New Delhi: In the midst of growing worries over crisis in global banking sector, gold prices are again climbing up, showcasing the more robust side of the yellow metal.
Erasing previous losses, gold prices on Monday jumped one percent to perch on their highest since March last year, according to Reuters.
The change in market trend ensues after the Silicon Valley Bank collapsed earlier this month, sending jitters across the banking sector.
Worries over the health of global banking sector looms even as ‘efforts by Swiss lender UBS to buy peer Credit Suisse to stabilise broader financial markets’, as per the report.
Suggesting an upward trend, Spot gold was up 1% at $2,007.30 per ounce after going down 1 percent earlier and U.S gold futures jumped 2% to $2,012.50.

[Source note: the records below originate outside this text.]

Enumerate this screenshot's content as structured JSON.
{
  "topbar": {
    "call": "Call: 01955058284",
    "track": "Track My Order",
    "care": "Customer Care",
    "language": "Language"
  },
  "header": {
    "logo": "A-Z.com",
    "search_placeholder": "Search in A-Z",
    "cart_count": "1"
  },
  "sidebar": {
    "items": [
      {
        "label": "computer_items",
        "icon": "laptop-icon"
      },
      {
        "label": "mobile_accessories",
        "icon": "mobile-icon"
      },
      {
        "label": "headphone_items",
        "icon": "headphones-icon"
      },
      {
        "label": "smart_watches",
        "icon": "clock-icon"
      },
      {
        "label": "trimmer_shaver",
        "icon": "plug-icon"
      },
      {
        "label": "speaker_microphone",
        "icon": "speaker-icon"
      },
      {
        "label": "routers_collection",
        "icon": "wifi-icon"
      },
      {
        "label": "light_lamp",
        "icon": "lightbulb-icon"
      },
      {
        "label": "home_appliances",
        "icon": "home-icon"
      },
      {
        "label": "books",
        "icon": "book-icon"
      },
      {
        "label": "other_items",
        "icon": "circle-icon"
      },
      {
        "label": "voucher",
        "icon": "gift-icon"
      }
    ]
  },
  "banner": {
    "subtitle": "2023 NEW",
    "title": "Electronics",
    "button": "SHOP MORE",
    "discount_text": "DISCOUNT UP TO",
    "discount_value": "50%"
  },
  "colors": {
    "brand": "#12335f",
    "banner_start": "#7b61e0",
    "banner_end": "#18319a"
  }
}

Prices of gold reported a sudden spike by 10 per cent or hitting $180 after Silicon Valley Bank collapsed.
Gold becomes more attractive as ever during the volatile economic scenario as the metal is being considered a ‘hedge against economic uncertainties’.
Even as people tend to shift more to gold, chances are that prices of the yellow metal could go up further.
Even it is zero-yield, gold is an attractive bet in a low-interest rate situation.
Despite surprise jump of gold prices, Spot silver remained unchanged at $22.59 per ounce while platinum went down to 970.53.